MD: What are the most pervasive parenting myths circulating in the media today?

AC: More than any specific myths, what’s most pervasive about parenting media and advice is how conflicting it is, and this environment creates and feeds parenting controversies. 

For example, if you look for information about the safety of bedsharing, you’ll find some experts saying that it is unthinkably dangerous and others saying that it is the safer than a baby sleeping alone in a bare crib. What is a parent supposed to do? You see similar disagreements about breastfeeding, starting solid foods, and sleep training, to name a few. It’s human nature to have greater trust for advice that affirms what we already believe or want to believe, and then everyone kind of digs their heels in and becomes dogmatic about parenting choices. 

I wish we could talk about these parenting questions with a focus on what the science says, including its limitations, and acknowledge that there are lots of individual and cultural factors that might also affect our ultimate choices. 

MD: How would you describe the current state of parenting advice and news?

AC: In addition to the problem of conflicting advice, one of the issues I see in parenting news is that it is often presented without context. If you’re casually following it, then it feels like it flip-flops all the time. One day you read that breastfeeding will prevent leukemia and make kids smarter, and the next day you read about another study that finds no lasting differences between kids that were breastfed and those that weren’t. Each one is presented as if it was the first study of that question, but what’s really going on is that it’s just the latest in a long line of studies that all have their limitations and sometimes give us conflicting results. If that context was given in every news article about breastfeeding benefits, then I don’t think we’d call infant feeding a “mommy war” and there would be a lot less confusion about it. Of course, context doesn’t always sell clicks.

MD: What is your advice to parents for dealing with parenting news and information?

AC: I urge parents to be very careful about choosing good sources of information before they even start reading. Especially when it comes to health information, go straight to evidence-based sources. Look for authors who have solid credentials in the field or have solicited input from those who do. Look for peer-reviewed research and scientific consensus. Look for information written by true experts - those from children’s hospitals, universities, and the CDC. Don’t get sucked into argumentative parenting forums or “wellness” blogs that are trying to scare you, sell you supplements, or convince you of a conspiracy theory. 

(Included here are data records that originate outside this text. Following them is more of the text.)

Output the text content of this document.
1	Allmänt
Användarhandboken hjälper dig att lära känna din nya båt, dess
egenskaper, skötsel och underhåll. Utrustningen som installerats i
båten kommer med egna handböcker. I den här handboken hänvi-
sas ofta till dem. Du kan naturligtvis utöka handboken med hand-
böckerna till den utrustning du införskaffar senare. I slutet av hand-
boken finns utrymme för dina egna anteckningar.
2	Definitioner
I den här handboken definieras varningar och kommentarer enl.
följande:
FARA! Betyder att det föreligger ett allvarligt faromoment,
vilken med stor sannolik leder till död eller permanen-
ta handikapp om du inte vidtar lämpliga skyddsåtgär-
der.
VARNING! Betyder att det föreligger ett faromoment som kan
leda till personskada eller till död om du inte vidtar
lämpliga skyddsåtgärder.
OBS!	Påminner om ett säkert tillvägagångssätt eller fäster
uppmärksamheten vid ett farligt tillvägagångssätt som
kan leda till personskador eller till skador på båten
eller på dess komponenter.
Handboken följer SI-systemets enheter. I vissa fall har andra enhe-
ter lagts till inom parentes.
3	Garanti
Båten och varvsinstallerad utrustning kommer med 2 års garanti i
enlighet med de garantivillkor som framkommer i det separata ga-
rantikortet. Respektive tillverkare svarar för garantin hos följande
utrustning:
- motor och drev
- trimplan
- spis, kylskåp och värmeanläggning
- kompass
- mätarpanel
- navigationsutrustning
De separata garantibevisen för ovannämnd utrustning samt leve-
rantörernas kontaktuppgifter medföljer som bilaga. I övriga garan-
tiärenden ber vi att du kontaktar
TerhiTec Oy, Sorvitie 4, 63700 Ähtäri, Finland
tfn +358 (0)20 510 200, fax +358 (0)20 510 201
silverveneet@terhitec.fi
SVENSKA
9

I really believe that a fundamental understanding of science and how it works can help everyone calm down about parenting. Understand the difference between correlation and causation. Appreciate the problem of confounding factors in parenting research. Know that science is built on many studies, never just one. I wish that news sites and parenting writers did a better job of reminding us of all of these things, but in the meantime, it’s often up to parents to keep them in mind when they seek information and read the parenting news. 

MD: What are some of the more exciting studies that have come out recently? Or areas of research you find promising or inspiring?

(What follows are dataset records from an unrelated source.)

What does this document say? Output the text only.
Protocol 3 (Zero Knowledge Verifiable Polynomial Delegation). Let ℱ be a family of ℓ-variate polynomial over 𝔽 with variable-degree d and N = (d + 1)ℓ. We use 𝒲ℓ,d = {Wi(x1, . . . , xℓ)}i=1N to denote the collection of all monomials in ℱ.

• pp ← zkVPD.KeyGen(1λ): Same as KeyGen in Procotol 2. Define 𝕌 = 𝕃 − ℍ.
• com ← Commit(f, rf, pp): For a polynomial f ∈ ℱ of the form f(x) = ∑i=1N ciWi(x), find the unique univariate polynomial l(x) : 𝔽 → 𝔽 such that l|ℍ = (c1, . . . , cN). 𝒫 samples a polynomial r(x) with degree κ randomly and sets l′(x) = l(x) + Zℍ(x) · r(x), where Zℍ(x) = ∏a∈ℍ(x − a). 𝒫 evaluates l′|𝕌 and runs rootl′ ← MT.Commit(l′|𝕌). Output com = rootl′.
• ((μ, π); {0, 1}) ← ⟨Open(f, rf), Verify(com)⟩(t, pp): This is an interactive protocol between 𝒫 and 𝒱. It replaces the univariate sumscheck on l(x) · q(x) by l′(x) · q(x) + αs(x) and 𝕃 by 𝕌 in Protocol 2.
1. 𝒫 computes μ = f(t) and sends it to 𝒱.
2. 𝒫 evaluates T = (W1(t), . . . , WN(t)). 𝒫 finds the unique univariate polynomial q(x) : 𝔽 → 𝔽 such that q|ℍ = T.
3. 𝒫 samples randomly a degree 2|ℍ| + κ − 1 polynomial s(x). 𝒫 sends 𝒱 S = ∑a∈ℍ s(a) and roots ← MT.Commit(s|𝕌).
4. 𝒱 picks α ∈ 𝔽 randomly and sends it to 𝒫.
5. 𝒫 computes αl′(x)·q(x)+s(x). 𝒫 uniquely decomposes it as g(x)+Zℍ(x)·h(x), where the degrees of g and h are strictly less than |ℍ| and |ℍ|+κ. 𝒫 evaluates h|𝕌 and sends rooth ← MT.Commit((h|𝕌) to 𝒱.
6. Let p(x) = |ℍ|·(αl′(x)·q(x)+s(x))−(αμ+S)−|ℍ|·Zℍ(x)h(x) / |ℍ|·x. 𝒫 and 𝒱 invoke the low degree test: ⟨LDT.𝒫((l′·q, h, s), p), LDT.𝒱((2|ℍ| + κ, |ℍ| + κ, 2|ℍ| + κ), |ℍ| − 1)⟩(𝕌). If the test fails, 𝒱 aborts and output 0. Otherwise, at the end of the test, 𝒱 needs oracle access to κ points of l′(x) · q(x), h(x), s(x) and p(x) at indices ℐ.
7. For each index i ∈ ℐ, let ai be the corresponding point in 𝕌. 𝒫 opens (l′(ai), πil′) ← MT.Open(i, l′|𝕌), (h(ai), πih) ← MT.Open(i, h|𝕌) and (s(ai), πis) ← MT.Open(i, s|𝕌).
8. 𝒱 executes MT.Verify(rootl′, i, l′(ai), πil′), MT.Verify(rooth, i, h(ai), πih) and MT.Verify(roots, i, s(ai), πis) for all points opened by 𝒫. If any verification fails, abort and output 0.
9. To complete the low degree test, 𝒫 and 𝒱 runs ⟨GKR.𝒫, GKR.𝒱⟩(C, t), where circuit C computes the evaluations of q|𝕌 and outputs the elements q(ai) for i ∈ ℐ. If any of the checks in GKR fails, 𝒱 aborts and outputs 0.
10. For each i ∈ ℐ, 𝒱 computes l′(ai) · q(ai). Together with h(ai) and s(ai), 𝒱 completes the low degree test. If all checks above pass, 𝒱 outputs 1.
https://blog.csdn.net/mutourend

AC: I’m following the research on how factors in early childhood, including nutrition, affect kids’ risk of developing allergies and autoimmune disorders. That field is evolving quickly in a way that is really changing the way we think about early food exposure. I’m also interested in microbiome research, although I think it has a long way to go before we really know how to apply it. And I’m always interested in infant feeding studies to the extent that they can help us develop evidence-based ways to help women who struggle with breastfeeding and to improve infant formulas.